Marcus Andersson wrote:
yeah... this is probably the clearest example for Europeans of the
low standard of living for Americans... you simply cannot live
without a car...
You are forced to sit in your home without being able to go anywhere.
Unless you want to make yourself the trouble of bringing your car with
you, that is.
Marcus, obviously you have never spent much time in the US, or, if you
did, it was on the East coast.
One of the amazing things I noticed when visiting Europe was the smaller
scale. Cities and distances there are much, much smaller than in the US,
primarily due to history.
It's a lot easier to do effective public transportation when your scale
is lots smaller and your people come into a central location in the
morning to work and go back out in the evening to go home. That's also
why public transportation works so well on the US East coast like New
York City.
When you're dealing with groups of cities and suburbs that are literally
a hundred kilometers across (or more), and your house and your work
place can be anywhere within that circle, you can't create a
cost-effective public transportation system. I know lots of people whose
daily commute is well over 50 kilometers (each way) and they only
consider it mildly long. And they're all going in different directions
-there is no "center centre" to which all business people go.
Look, for example, at maps of Los Angeles, San Francisco/Silicon Valley,
Chicago, Dallas/Fort Worth.
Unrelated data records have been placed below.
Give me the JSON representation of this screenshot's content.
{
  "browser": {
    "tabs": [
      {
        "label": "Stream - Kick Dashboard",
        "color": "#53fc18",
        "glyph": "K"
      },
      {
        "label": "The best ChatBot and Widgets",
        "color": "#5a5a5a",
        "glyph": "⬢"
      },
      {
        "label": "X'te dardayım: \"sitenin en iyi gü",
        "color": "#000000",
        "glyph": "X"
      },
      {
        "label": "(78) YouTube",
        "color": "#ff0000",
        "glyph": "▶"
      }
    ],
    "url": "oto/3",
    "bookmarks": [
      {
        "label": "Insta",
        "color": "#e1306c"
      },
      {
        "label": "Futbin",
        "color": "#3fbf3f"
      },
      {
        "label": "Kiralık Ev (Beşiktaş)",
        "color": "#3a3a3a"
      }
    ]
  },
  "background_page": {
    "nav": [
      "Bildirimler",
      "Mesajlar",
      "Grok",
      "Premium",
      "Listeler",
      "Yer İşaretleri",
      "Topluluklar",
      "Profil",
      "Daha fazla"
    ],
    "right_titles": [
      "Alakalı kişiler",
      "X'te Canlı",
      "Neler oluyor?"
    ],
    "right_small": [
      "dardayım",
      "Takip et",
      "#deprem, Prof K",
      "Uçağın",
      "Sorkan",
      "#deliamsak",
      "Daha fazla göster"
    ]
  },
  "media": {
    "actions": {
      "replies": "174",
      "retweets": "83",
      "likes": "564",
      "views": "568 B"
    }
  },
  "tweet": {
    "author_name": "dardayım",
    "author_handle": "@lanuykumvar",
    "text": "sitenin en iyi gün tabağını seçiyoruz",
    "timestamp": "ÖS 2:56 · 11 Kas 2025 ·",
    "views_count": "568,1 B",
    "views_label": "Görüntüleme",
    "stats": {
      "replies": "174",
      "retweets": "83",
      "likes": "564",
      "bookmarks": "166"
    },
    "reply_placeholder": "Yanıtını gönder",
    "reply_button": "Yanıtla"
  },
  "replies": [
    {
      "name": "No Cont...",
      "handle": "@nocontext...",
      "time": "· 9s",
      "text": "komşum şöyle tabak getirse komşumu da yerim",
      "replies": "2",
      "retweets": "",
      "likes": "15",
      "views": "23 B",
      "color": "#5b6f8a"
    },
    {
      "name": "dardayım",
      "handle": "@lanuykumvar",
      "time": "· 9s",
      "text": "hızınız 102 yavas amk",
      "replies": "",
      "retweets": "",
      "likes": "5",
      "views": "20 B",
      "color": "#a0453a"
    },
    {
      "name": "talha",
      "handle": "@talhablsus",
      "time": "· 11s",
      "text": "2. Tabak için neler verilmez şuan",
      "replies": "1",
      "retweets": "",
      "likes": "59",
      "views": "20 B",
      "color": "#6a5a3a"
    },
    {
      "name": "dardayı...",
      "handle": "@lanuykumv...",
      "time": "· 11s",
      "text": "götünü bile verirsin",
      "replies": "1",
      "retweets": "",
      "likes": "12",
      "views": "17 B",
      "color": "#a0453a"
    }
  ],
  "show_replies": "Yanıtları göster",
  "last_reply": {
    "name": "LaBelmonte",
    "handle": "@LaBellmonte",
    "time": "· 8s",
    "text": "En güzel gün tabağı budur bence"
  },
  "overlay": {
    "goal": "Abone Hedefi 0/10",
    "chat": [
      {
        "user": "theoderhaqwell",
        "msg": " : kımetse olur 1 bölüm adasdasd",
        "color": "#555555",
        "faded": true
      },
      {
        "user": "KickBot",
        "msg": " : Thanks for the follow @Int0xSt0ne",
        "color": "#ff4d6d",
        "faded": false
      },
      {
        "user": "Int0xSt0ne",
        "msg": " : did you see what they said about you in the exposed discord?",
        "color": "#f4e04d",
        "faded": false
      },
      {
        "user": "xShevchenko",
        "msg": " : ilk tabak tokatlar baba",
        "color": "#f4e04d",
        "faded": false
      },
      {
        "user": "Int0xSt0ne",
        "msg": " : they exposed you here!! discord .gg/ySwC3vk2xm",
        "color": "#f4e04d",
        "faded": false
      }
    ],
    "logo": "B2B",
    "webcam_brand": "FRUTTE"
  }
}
Compare the scale of those metropolitan
areas to London and Paris. I took the Eurostar from London to Paris; it
was lovely. Take that same distance and draw a circle from the major US
cities listed above; you'll not get very far, certainly not to another
large city.
Where I live everyone has a house set on a lot with a reasonable amount
of land around it (typically a half acre -sorry, don't remember the
conversion). The nearest grocery store is a couple of kilometers away,
as are restaurants, shops, etc. We think nothing of going 10-20
kilometers for an errand. It's just that things are more spread out,
whereas whilst I was in London you'd walk by a dozen of those places
between the Tube stop and your walk-up flat.
It's not that one or the other is a lower standard of living, it's that
in one case (Europe) public transportation is cost-effective given the
local topology and in the other case (most of the US) it's not.